Can the f1, precision, accuracy and recall all have the same values?-CodePudding

I've been trying to implement a support vector machine algorithm using scikit-learn and after doing some measurements all the scores provide the same values.

x = df["Text"]
y = df["Mood"]

test_size = 5122

x_test = x[:-test_size]
y_test = y[:-test_size]

x_train = x[-test_size:]
y_train = y[-test_size:]

count_vect = CountVectorizer()
X_train_counts = count_vect.fit_transform(x_train)
tfidf_transformer = TfidfTransformer()
X_train_tfidf = tfidf_transformer.fit_transform(X_train_counts)
x_test = count_vect.transform(x_test).toarray()

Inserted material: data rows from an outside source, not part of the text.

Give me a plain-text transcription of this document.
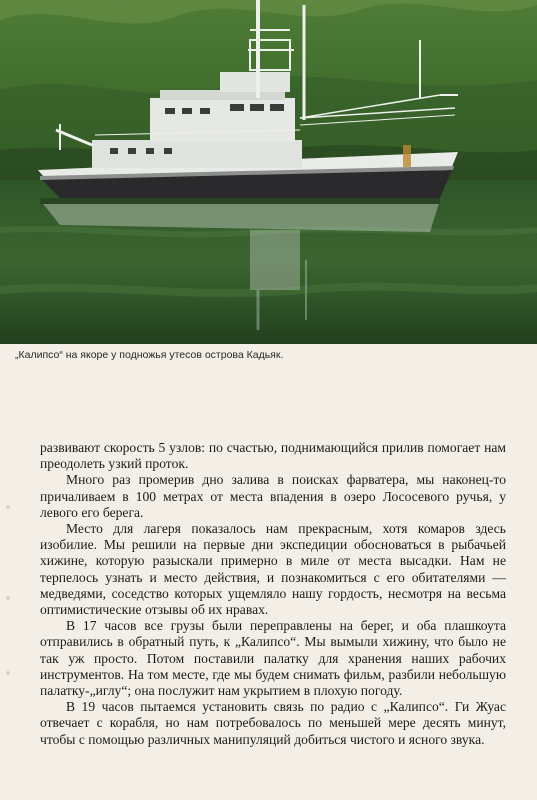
„Калипсо“ на якоре у подножья утесов острова Кадьяк.

развивают скорость 5 узлов: по счастью, поднимающийся прилив помогает нам преодолеть узкий проток.

Много раз промерив дно залива в поисках фарватера, мы наконец-то причаливаем в 100 метрах от места впадения в озеро Лососевого ручья, у левого его берега.

Место для лагеря показалось нам прекрасным, хотя комаров здесь изобилие. Мы решили на первые дни экспедиции обосноваться в рыбачьей хижине, которую разыскали примерно в миле от места высадки. Нам не терпелось узнать и место действия, и познакомиться с его обитателями — медведями, соседство которых ущемляло нашу гордость, несмотря на весьма оптимистические отзывы об их нравах.

В 17 часов все грузы были переправлены на берег, и оба плашкоута отправились в обратный путь, к „Калипсо“. Мы вымыли хижину, что было не так уж просто. Потом поставили палатку для хранения наших рабочих инструментов. На том месте, где мы будем снимать фильм, разбили небольшую палатку-„иглу“; она послужит нам укрытием в плохую погоду.

В 19 часов пытаемся установить связь по радио с „Калипсо“. Ги Жуас отвечает с корабля, но нам потребовалось по меньшей мере десять минут, чтобы с помощью различных манипуляций добиться чистого и ясного звука.
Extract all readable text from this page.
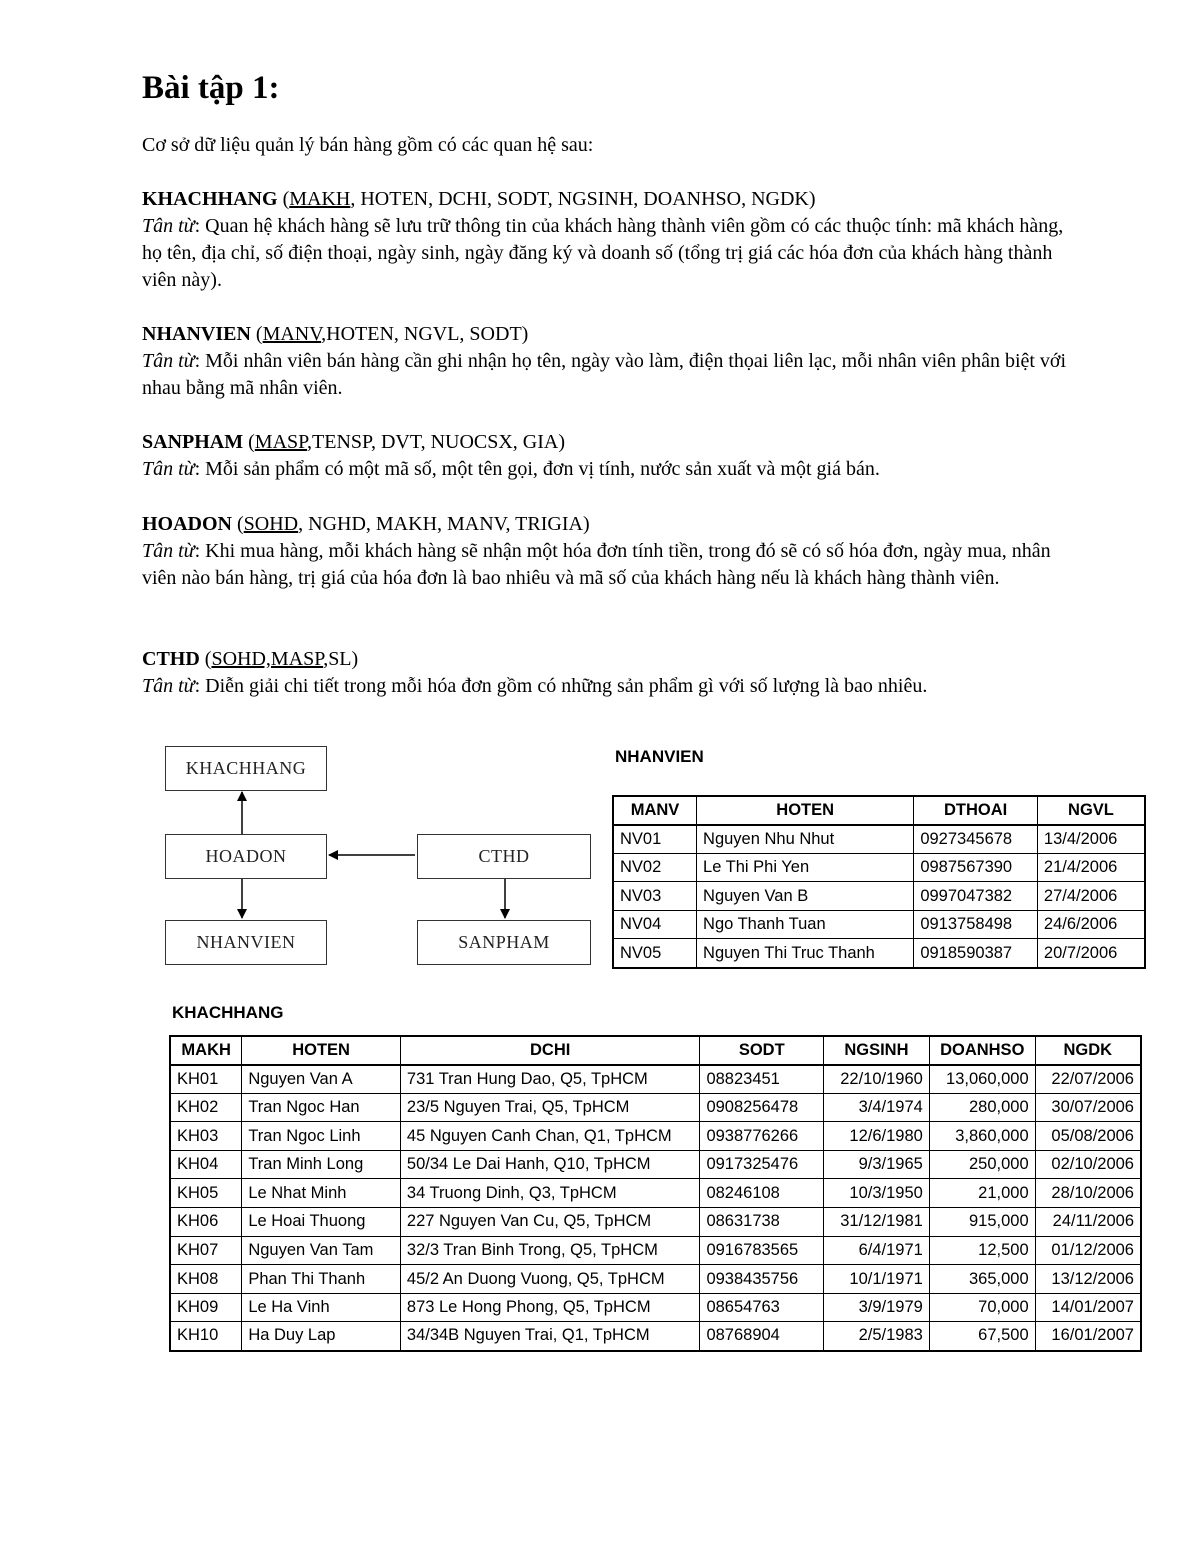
Bài tập 1:

Cơ sở dữ liệu quản lý bán hàng gồm có các quan hệ sau:

KHACHHANG (MAKH, HOTEN, DCHI, SODT, NGSINH, DOANHSO, NGDK)

Tân từ: Quan hệ khách hàng sẽ lưu trữ thông tin của khách hàng thành viên gồm có các thuộc tính: mã khách hàng, họ tên, địa chỉ, số điện thoại, ngày sinh, ngày đăng ký và doanh số (tổng trị giá các hóa đơn của khách hàng thành viên này).

NHANVIEN (MANV,HOTEN, NGVL, SODT)

Tân từ: Mỗi nhân viên bán hàng cần ghi nhận họ tên, ngày vào làm, điện thọai liên lạc, mỗi nhân viên phân biệt với nhau bằng mã nhân viên.

SANPHAM (MASP,TENSP, DVT, NUOCSX, GIA)

Tân từ: Mỗi sản phẩm có một mã số, một tên gọi, đơn vị tính, nước sản xuất và một giá bán.

HOADON (SOHD, NGHD, MAKH, MANV, TRIGIA)

Tân từ: Khi mua hàng, mỗi khách hàng sẽ nhận một hóa đơn tính tiền, trong đó sẽ có số hóa đơn, ngày mua, nhân viên nào bán hàng, trị giá của hóa đơn là bao nhiêu và mã số của khách hàng nếu là khách hàng thành viên.

CTHD (SOHD,MASP,SL)

Tân từ: Diễn giải chi tiết trong mỗi hóa đơn gồm có những sản phẩm gì với số lượng là bao nhiêu.

KHACHHANG
HOADON	CTHD
NHANVIEN	SANPHAM
NHANVIEN
MANV	HOTEN	DTHOAI	NGVL
NV01	Nguyen Nhu Nhut	0927345678	13/4/2006
NV02	Le Thi Phi Yen	0987567390	21/4/2006
NV03	Nguyen Van B	0997047382	27/4/2006
NV04	Ngo Thanh Tuan	0913758498	24/6/2006
NV05	Nguyen Thi Truc Thanh	0918590387	20/7/2006
KHACHHANG
MAKH	HOTEN	DCHI	SODT	NGSINH	DOANHSO	NGDK
KH01	Nguyen Van A	731 Tran Hung Dao, Q5, TpHCM	08823451	22/10/1960	13,060,000	22/07/2006
KH02	Tran Ngoc Han	23/5 Nguyen Trai, Q5, TpHCM	0908256478	3/4/1974	280,000	30/07/2006
KH03	Tran Ngoc Linh	45 Nguyen Canh Chan, Q1, TpHCM	0938776266	12/6/1980	3,860,000	05/08/2006
KH04	Tran Minh Long	50/34 Le Dai Hanh, Q10, TpHCM	0917325476	9/3/1965	250,000	02/10/2006
KH05	Le Nhat Minh	34 Truong Dinh, Q3, TpHCM	08246108	10/3/1950	21,000	28/10/2006
KH06	Le Hoai Thuong	227 Nguyen Van Cu, Q5, TpHCM	08631738	31/12/1981	915,000	24/11/2006
KH07	Nguyen Van Tam	32/3 Tran Binh Trong, Q5, TpHCM	0916783565	6/4/1971	12,500	01/12/2006
KH08	Phan Thi Thanh	45/2 An Duong Vuong, Q5, TpHCM	0938435756	10/1/1971	365,000	13/12/2006
KH09	Le Ha Vinh	873 Le Hong Phong, Q5, TpHCM	08654763	3/9/1979	70,000	14/01/2007
KH10	Ha Duy Lap	34/34B Nguyen Trai, Q1, TpHCM	08768904	2/5/1983	67,500	16/01/2007
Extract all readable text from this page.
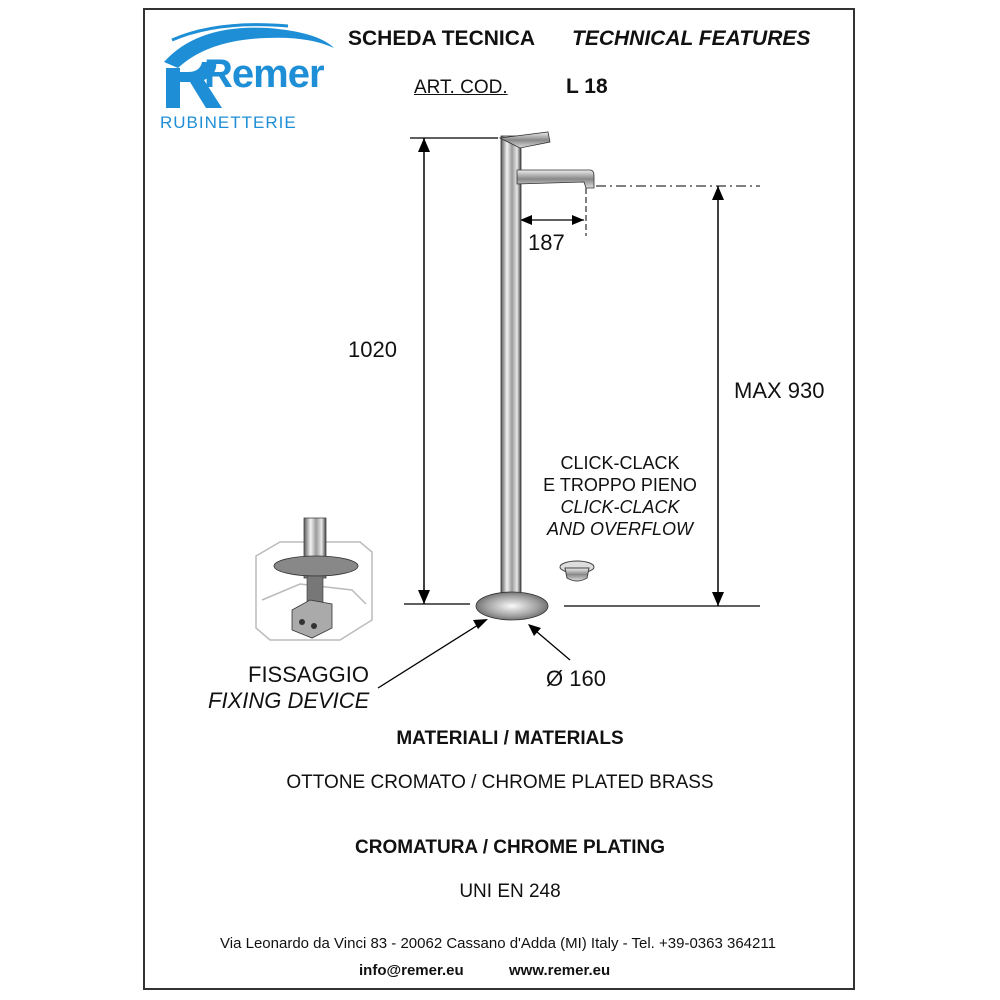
Remer
RUBINETTERIE
SCHEDA TECNICA TECHNICAL FEATURES
ART. COD.	L 18
1020
187
MAX 930
Ø 160
CLICK-CLACK
E TROPPO PIENO
CLICK-CLACK
AND OVERFLOW
FISSAGGIO
FIXING DEVICE
MATERIALI / MATERIALS
OTTONE CROMATO / CHROME PLATED BRASS
CROMATURA / CHROME PLATING
UNI EN 248
Via Leonardo da Vinci 83 - 20062 Cassano d'Adda (MI) Italy - Tel. +39-0363 364211
info@remer.eu	www.remer.eu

SVM = svm.SVC(C=1.0, kernel='linear', degree=3, gamma='auto')
SVM.fit(X_train_tfidf, y_train)
predictions_SVM = SVM.predict(x_test)

print('Accuracy score is: ', accuracy_score(y_test, predictions_SVM))
print('F1 score is: ', f1_score(y_test, predictions_SVM, average='micro'))
print('Precission score is: ', precision_score(y_test, predictions_SVM, average ='micro'))
print('Recall score is: ', recall_score(y_test, predictions_SVM, average='micro'))

Output:

Accuracy score is:  0.9687622022647403
F1 score is:  0.9687622022647403
Precission score is:  0.9687622022647403
Recall score is:  0.9687622022647403

Is this normal or have I made an error somewhere?

CodePudding user response：

Looking at the documentation for these scores, it appears like they should all come out the same when you are using 'micro'.

They are all counting the fraction of times that you get the correct label.

See the examples:

https://scikit-learn.org/stable/modules/generated/sklearn.metrics.accuracy_score.html

https://scikit-learn.org/stable/modules/generated/sklearn.metrics.f1_score.html

https://scikit-learn.org/stable/modules/generated/sklearn.metrics.precision_score.html

https://scikit-learn.org/stable/modules/generated/sklearn.metrics.recall_score.html

In fact in the last three they all give the same example and of course get the same score.